Legislation currently moving through the halls of Congress includes the Bush Administration’s economic stimulus package to revive the weakened economy. The plan calls for early implementation of the scheduled income tax cuts, a reduction in the capital gains tax, accelerated depreciation schedules for business assets, and reductions in Social Security payroll taxes for low income earners. All of this is for the good in lessening the government’s predations on working Americans. The productive efforts of jobholders as well as the efforts of savers and investors are what make a strong economy.

However, a quid pro quo compromise being discussed for such sorely needed tax reductions is an increase in the nation’s minimum wage rate. Many in Congress regard an increase in the minimum wage rate as a benefit for low-skilled workers to match the benefits given to investors by a capital gains tax cut.

This is a fallacy. A minimum wage increase is emphatically not a benefit to low-skilled workers. It is actually a threat not only to their jobs, but to their future capacity to earn a decent living. Mandated higher wages price people out of jobs for which they would otherwise be considered. Just as an employee will only accept a job at a wage high enough to compensate him for his time, a business will only hire an employee at a wage that allows the business to profit. At higher wages fewer jobs will be offered. Obviously, it’s not mainstream middle-class, older, skilled workers who lose jobs due to the minimum wage law, but marginal, entry level, beginning low-skilled workers who do. Today, the overall rate of unemployment is 4.9 percent, but the rate for teenagers is 14.7 percent, and for Black teenagers 27.7 percent. The members of Congress are threatening low-skilled, young minorities with additional job losses while incredibly claiming that their actions are based upon compassion for the poor. It is their actions that in fact make people poor!

Additional harm is imposed on these low-skilled workers because most employees make wage gains on the job not due to formal training, but from working and proving themselves to their employers. Unfortunately for low-skilled workers whose labor is not valued at a legally required minimum wage, there is no job from which to gain experience. Low-skilled workers need to be able to start at a wage that matches their skill level so that they can make gains on the job in the same way that higher-skilled workers do.

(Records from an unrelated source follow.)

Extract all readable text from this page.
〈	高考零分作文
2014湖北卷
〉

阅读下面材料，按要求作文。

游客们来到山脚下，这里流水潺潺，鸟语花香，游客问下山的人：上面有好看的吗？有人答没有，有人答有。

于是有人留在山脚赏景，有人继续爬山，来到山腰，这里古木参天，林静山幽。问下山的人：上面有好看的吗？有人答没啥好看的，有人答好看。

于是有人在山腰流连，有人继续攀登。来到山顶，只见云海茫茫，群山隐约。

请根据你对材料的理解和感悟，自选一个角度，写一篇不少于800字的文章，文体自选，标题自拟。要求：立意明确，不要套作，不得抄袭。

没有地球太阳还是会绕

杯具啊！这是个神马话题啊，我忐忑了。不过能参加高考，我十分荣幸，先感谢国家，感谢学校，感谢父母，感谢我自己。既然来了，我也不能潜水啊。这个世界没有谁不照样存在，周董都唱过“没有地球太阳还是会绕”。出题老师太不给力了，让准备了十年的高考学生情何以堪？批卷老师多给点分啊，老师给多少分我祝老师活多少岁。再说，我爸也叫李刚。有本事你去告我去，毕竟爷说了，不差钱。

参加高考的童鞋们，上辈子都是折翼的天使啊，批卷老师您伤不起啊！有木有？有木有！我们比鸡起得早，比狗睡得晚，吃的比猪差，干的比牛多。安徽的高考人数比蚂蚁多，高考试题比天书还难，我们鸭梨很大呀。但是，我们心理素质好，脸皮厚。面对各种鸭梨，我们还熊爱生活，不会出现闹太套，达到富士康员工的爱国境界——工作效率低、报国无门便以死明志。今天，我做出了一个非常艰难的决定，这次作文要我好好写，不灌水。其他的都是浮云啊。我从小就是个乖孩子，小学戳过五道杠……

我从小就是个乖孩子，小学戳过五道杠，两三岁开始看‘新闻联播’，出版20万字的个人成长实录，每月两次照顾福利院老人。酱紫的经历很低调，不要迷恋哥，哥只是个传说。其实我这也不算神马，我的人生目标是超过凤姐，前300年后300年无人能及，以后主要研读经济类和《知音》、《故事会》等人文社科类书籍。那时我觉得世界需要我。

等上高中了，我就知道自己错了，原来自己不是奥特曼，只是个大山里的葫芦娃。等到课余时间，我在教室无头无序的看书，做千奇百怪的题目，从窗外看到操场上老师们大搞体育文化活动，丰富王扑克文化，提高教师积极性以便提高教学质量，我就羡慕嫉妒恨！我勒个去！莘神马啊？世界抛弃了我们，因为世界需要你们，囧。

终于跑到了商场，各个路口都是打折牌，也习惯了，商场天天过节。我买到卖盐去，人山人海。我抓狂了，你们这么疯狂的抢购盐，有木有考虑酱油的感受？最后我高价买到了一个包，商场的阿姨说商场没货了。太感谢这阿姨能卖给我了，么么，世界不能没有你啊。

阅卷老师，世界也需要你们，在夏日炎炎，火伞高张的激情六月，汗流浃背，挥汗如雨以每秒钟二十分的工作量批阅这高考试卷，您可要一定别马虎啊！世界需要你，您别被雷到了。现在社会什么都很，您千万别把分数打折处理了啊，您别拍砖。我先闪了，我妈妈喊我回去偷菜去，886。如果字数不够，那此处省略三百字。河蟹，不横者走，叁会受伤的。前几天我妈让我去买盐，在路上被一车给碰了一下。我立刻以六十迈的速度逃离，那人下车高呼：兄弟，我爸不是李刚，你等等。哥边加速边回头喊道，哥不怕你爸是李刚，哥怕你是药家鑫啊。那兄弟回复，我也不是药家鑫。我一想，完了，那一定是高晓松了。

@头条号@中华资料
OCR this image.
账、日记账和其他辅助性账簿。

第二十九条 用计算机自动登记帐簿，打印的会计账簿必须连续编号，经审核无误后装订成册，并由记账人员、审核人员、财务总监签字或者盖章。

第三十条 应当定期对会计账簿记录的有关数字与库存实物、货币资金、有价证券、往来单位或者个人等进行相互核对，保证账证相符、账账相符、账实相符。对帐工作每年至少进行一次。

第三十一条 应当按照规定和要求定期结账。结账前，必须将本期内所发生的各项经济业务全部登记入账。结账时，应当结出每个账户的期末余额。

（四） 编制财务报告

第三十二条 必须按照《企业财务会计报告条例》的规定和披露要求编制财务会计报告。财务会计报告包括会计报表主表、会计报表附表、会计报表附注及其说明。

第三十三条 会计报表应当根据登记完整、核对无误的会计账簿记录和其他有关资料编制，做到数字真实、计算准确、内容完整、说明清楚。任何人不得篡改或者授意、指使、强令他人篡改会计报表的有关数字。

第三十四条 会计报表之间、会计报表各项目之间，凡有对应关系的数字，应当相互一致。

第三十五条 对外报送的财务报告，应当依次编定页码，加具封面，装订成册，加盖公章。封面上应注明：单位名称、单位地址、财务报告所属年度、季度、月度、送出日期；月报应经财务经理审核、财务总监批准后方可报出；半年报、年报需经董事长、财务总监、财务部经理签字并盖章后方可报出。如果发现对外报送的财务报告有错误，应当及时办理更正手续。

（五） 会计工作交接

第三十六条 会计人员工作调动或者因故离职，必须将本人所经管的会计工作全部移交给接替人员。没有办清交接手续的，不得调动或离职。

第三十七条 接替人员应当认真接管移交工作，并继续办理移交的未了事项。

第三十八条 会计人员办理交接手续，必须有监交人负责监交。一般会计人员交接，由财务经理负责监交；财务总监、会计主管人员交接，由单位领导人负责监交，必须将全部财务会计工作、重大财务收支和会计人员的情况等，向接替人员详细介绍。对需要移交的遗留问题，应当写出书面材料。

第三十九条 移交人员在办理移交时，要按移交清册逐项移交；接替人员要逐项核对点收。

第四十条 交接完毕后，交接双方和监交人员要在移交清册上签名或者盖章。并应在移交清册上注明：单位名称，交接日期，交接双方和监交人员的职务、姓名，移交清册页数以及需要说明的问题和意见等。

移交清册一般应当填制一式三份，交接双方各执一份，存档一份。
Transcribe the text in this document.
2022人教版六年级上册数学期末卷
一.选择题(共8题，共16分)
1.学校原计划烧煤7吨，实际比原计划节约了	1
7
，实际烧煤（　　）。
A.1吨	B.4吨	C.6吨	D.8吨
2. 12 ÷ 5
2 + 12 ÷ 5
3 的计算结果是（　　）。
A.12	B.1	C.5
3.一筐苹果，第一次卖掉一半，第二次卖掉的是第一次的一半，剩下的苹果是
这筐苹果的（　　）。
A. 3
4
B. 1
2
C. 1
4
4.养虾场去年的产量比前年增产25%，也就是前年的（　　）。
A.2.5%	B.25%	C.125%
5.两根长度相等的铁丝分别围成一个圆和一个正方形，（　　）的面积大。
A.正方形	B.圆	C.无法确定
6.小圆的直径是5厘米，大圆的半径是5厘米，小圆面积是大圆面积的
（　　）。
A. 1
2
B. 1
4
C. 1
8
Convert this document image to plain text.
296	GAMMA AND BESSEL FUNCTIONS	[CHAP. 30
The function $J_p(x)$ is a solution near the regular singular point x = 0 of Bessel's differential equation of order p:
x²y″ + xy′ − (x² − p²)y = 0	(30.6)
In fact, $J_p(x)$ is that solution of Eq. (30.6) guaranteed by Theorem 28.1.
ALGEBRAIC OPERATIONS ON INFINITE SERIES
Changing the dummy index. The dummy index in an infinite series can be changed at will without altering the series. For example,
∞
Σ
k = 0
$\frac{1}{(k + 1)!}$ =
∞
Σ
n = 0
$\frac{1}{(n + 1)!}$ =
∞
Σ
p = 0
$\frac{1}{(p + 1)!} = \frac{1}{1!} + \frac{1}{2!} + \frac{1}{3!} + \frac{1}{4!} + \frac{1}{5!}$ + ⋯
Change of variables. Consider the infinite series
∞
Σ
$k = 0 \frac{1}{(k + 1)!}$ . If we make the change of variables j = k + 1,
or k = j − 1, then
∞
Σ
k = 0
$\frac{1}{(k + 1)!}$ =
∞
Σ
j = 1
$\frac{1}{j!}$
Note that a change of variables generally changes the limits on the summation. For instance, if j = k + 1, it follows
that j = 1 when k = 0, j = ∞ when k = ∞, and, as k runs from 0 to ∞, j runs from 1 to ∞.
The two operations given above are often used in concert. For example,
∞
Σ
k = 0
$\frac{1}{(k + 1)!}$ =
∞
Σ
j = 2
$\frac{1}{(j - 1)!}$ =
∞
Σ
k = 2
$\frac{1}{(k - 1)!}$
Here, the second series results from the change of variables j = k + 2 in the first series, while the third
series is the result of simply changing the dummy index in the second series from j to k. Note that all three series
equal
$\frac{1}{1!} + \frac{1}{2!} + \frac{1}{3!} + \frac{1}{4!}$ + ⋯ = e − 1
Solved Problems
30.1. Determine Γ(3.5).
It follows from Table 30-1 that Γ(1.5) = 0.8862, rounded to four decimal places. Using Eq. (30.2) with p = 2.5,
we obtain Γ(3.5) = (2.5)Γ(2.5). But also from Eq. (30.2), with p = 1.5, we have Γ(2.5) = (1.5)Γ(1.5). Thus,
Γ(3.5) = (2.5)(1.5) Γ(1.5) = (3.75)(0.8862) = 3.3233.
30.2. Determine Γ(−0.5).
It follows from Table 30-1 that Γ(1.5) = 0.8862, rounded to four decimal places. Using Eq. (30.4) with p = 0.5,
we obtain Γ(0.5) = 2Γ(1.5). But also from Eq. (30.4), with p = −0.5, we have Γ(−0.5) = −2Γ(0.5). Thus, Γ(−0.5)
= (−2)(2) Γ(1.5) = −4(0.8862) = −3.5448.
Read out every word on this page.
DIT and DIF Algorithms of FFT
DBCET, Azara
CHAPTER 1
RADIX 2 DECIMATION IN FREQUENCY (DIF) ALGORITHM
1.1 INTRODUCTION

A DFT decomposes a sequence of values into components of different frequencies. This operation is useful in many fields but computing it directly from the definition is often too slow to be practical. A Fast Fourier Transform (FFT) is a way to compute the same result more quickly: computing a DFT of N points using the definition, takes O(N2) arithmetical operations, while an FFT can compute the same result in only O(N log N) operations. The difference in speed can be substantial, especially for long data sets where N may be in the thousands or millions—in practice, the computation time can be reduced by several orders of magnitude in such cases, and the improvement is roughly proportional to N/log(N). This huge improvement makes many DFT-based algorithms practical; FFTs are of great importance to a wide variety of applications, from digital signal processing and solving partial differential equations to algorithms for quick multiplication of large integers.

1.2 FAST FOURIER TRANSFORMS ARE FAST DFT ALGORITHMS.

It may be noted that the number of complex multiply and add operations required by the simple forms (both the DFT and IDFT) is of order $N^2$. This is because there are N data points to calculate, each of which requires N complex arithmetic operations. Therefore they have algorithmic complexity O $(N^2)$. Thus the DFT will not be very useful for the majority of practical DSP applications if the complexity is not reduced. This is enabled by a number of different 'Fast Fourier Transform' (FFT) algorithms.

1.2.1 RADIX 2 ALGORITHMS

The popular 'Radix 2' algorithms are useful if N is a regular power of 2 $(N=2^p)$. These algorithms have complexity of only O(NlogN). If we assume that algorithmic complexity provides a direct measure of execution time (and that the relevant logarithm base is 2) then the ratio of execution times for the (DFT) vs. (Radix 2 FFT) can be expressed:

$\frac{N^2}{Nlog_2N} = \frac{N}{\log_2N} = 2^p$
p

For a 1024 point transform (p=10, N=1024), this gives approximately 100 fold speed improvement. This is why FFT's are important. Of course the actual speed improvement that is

Anyone doubting this analysis should question why Congress does not double or triple the minimum wage if it is truly a way to fight poverty and provide a livable wage for the low-skilled. The reason Congress will never seek an increase of this magnitude is because they in fact do realize that at higher wages, jobs are destroyed. If an increase in the minimum wage to $12.00 per hour was announced on national television, it would initially be very appealing to those earning less than $12.00. However, since at least 30 percent of American workers produce less than $12.00 worth of goods or services per hour on the job, this dramatic increase would mean that they would report to work the next day only to find themselves out of work. Once labor started to cost $12.00 per hour, employers would find ways to get the work done with fewer employees or would eliminate certain tasks altogether. The workers who produced less than $12.00 per hour in value for their employer, would find themselves unemployed despite the fact that they might be willing to work for less, and despite the fact that their employers might be willing to employ them for less. This vast number of workers would realize right away why they were suddenly unemployed and there would be political consequences for the lawmakers who had supported the increase.

Raising the minimum wage is a sucker punch to the low-skilled, and is nothing more than a public relations ploy perpetrated by politicians who are willing to manipulate and harm others if they perceive a benefit to their own narrow self-interests.